57% of respondents in a recent SBM survey in Ikorodu have said that they will leave Ikorodu if the Badoo gang violence persists.
On another hand, for more than 60% of respondents to our survey, living costs have gone up since the violence escalated.
Over the last half decade, there has been a rise in gang violence in Lagos, Nigeria’s economic and commercial capital. While many Lagosians have suffered loss of life, health or property few were direct targets of the violence. With the rise of the Badoo gang in Ikorodu, this time-honoured pattern of criminality has been upended.
The Ikorodu local government area of Lagos has been the hotbed of violence in recent times. The unique geography of the area, with scattered communities, mangrove swamps, creeks, and relative distance from metropolitan Lagos means that a lot can happen in the relative isolation of the district, from which most of Lagos is insulated. With the rise of oil bunkering as a cottage industry in the area, the accompanying violence that marks the increased competition for resources, supply routes and a foothold outside of the reach of law enforcement authorities has significantly escalated. Last year, SBM Intelligence published a report detailing the violence in the area. Many communities in Ikorodu resorted to self-help due to this failure of law enforcement and the justice system. It was in this atmosphere of violence targeted at residents and where residents responded with their own variant of jungle justice that a new gang, Badoo, emerged.
The gang, known to be operating in Ikorodu at least since 2015, has carried out its activities in Owode-Ajegunle, Olopomeji, Odogunyan, the Idioro area of Ogijo, Itamaga, Radio Area of Erunwen in Ikorodu, Lagos state and the Ogijo area of neighbouring Ogun State. The group’s observed mode of operation has raised the possibility that they are not just thieves, and in some cases may have been motivated by feelings of revenge. Some of their attacks have displayed classic marks of retribution, such as the murder of entire families.
In the week of 17 July, SBM Intelligence sent its field staff into Ikorodu and conducted a survey, randomly sampling 100 people who work, live or run businesses in Ikorodu. There was a general paucity of knowledge about the group, to some residents in the area, the idea of Badoo is a fiction, a convenient media creation. Many respondents told SBM field staff that they were mostly unaware about Badoo until this year. What this suggests is that the group has, possibly intentionally, developed quietly, without any of its members attempting to throw their weight or presence around. The implication of this is the possibility that the gang could grow even bigger, and still remain under the radar in relative terms.
The depth of the knowledge bank of the police concerning the Badoo scourge is unclear. Media reports have also been mostly unhelpful in this regard, with rumours, hunches and uneducated guesses published almost unfiltered. Despite the near breathless news coverage that the gang has attracted in the last four months, the fact that many Ikorodu residents have not heard about them means that there needs to be a targeted media campaign, if for any reason, for the public safety education needs of the local population.

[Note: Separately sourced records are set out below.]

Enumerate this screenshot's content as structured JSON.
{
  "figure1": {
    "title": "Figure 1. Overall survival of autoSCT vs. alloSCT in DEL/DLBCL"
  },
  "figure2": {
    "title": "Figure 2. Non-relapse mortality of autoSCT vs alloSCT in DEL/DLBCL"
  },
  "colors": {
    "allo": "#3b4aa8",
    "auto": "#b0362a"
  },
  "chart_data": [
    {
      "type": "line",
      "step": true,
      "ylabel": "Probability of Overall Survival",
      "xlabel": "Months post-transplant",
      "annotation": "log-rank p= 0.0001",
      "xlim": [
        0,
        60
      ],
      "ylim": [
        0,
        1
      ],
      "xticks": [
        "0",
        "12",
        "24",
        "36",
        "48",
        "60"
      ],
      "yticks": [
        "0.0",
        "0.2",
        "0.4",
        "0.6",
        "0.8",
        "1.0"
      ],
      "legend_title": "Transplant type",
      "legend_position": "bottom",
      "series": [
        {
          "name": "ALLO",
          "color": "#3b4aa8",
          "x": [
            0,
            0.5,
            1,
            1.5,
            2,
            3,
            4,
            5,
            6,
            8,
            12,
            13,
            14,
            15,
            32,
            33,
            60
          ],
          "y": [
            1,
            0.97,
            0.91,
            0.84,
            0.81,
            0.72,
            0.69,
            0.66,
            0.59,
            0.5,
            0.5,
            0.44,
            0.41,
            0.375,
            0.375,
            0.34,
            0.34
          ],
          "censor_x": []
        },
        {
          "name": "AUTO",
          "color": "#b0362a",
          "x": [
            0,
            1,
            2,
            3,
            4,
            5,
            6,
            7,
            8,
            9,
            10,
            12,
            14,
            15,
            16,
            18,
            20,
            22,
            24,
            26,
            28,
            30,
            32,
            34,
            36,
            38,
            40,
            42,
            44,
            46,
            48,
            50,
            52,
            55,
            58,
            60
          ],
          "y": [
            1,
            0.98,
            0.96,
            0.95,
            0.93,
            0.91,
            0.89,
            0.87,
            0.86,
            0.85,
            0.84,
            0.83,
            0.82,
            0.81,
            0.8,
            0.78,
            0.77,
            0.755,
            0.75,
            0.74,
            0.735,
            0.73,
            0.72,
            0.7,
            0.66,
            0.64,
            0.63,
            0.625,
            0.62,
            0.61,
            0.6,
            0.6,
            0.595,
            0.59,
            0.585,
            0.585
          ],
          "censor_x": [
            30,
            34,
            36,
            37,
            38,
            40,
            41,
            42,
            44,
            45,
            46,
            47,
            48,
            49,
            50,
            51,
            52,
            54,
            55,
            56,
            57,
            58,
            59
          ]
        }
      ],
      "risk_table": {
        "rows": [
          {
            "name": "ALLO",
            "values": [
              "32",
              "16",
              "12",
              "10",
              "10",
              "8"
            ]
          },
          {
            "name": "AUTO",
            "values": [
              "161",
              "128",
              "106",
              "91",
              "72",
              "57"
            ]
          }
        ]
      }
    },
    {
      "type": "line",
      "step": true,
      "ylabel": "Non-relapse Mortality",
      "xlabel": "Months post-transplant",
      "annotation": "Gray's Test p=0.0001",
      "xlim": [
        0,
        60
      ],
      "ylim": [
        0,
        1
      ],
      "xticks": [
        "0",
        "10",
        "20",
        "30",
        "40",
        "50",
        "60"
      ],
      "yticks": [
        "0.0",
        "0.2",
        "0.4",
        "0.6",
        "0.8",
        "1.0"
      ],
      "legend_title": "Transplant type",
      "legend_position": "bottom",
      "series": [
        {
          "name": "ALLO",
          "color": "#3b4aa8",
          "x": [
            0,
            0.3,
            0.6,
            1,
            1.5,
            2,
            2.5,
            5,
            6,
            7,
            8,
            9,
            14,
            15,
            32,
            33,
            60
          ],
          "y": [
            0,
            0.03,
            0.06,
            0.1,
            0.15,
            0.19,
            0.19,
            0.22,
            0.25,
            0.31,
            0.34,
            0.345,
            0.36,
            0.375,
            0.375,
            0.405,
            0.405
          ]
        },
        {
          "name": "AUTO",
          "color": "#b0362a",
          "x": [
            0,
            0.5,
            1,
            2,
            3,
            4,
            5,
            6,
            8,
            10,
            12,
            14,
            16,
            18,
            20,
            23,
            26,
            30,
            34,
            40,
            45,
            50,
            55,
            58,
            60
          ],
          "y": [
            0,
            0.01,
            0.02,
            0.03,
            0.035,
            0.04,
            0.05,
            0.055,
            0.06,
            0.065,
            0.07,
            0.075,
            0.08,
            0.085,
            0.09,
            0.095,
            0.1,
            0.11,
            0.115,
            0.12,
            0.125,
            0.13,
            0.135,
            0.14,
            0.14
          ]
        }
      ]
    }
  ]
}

Broadly speaking, there is a need for more studies to be done on the effects of gangs (cults) on urban life in Nigeria. We believe that more studies will identify the root cause of our persistent urban security challenges, how they form and what effective preventive mechanisms can be designed and implemented to forestall their creation and development.
The Daily SBM Security Tracker reports have recorded elevated levels of violence in different parts of Nigeria, and this is in part driven by membership of these local, often cultist groups.
Many young Nigerians are disillusioned and cynical about politics, and are desperately searching for a better life today, not tomorrow. For such young people, the dividends of democracy have thus far proven to be illusions. Cults, offering a warped sense of identity, purpose and mission are one price we pay for the failure, thus far, of our national experiment.
Cults are created, and grow, largely because of a combination of economic and socio-political factors, and the rising rate of unemployment. Nigeria has ignored the study of these groups for too long, and they now present a real danger to society. We ignore these groups at our peril.
As has been shown in the Niger Delta and in parts of Lagos, as gangs grow in stature, organisation and sophistication, they will often seek political influence. Access to political interests will give them access to patronage networks and reservoirs of cash, with which they can buy even more influence, and recruit more members. If these cults become institutionalised, then they will be unlikely to fade away and become harder to eradicate.
While it is not clear if Badoo will walk down that time-honoured path of evolutionary growth associated with such groups of its kind in Nigeria, the possibility of yet another well-oiled group armed with money, arms and a political goal on the fringe of the country’s economic nerve centre should alarm observers, policy makers, investors and everyday citizens. At that point, it will be more pragmatic for them to become partners.
This is the future unfortunately, if the growing number of cult groups, and their root causes, are not studied, understood, and addressed. Badoo is presenting Nigeria with yet another opportunity to learn how to properly learn and manage a potential insecurity outbreak. It must not be squandered.